Sure enough, relaxing the backpressure lets the nose drop back to the level position, just below the horizon.

“Try a turn to the right now. Same thing, just go the other way. Use the stick to set up and control the angle of bank, and use whatever rudder is required to counter the adverse yaw and make the nose do it's thing on the horizon.”

Right stick starts the roll. Not quite enough right rudder ... nose bobbed to the left before it started its movement to the right. Soon, a 30 degree bank ...

“Hold backpressure. You're not holding the backpressure!”

Sure enough, the nose is down, and the vertical speed indicator is showing a decent. Lot of stuff to remember!

We roll out, and then do a series of turns, turning left and right 90 degrees to get the feel of it. Rudder is a little tricky to get the nose to do like it should. Too little rudder and the initial movement of the nose is in the wrong direction. Too much, and the plane skids to the outside of the turn and we feel the buffeting.

Also, the Challenger has a slight overbanking tendency. Once in a bank of about 30 degrees or so, it wants to get even steeper. Takes a bit of opposite stick to keep the bank form increasing.

And that backpressure thing. Keep forgetting to put in the backpressure going into the turn, and forget to release it when we roll out. The nose of the plane goes down in the turn, and then it goes up rolling out. Walt says its like riding a roller coaster.

Finally, Walt says, “Hey, you keep forgetting the backpressure in the turn. Let's do one without any backpressure at all. Roll into a 30 degree bank to the left, but don't use any backpressure in the turn. Continue the turn until we're headed back toward the airport. We're getting a little far out.”

We use both rudder and aileron to roll the plane into a bank to the left. It rolls in smoothly. Guess we had the rudder and ailerons pretty well balanced, or “coordinated,” as Walt says.

When the bank gets close to 30 degrees, we return both rudder and stick to the center position neutralizing the controls. The bank stabilizes, and the turn continues with the nose working its way around the horizon. Shucks, this ain't so bad after all.

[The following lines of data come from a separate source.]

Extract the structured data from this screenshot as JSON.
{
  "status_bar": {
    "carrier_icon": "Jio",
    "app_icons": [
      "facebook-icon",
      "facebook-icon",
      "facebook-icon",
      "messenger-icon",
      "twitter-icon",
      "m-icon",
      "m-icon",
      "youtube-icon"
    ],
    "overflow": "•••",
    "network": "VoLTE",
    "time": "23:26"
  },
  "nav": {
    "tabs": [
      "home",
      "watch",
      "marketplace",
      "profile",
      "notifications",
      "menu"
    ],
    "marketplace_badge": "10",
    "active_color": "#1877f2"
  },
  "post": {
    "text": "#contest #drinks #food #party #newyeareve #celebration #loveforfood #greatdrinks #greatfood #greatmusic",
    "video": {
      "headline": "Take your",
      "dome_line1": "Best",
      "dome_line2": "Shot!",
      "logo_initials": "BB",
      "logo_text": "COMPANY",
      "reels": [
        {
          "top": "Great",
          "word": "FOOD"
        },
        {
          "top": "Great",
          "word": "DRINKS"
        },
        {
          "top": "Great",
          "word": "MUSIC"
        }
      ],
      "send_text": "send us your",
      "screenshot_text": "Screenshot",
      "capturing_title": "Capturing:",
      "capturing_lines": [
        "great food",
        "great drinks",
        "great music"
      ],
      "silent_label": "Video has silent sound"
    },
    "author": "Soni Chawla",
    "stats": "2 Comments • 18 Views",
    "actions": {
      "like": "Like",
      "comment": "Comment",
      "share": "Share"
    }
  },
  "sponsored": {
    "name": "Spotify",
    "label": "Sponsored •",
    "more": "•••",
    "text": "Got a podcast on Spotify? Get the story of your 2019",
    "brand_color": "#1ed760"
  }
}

Now where's the airport? Walt said to keep turning until we were headed toward the airport. Little right stick pressure to keep the bank from increasing. Bank is OK now. Where's the danged airport?

Then, we become aware of a slight increase in the wind noise, and the engine seems to have increased its RPM a bit. A glance down at the tachometer shows it squarely on 5800. We'd been running at 5700. The airspeed indicator, right next to the tach, is now indicating 70 mph. That's faster than the 65 we had.

Looking back outside, the nose is now moving around the horizon a lot faster than it was earlier. And it's down below the horizon too. While ago, it was right on the horizon, or maybe under it just a tad.

Uh oh. The angle of bank is now near 40 degrees, and it's increasing. We give a bit of right stick to stop the increase, Airspeed is now 75 mph, and rising. Engine is winding on up. Nose is down, way below the horizon.

From the back, Walt says, a bit more emphatically than usual, “I think you'd better go back to straight and level!”

Straight and LEVEL! Need to get the nose up because it's way down, and the airspeed is picking up faster now. We pull back on the stick, but the nose rises little if any, and the nose goes around the horizon now even faster than before.

Gotta get the nose up! Pull harder on the stick ...

Ugh, gad! What's that sinking feeling? Bank is now ... way up. Way way up close to 60 degrees. Nose is down, still, and getting worse. Pull harder to get it up. Airspeed is 80. Wind seems to be screaming, world is spinning sideways, feel heavy, wierd ... The nose won't come up! Nothing seems to work any more! !!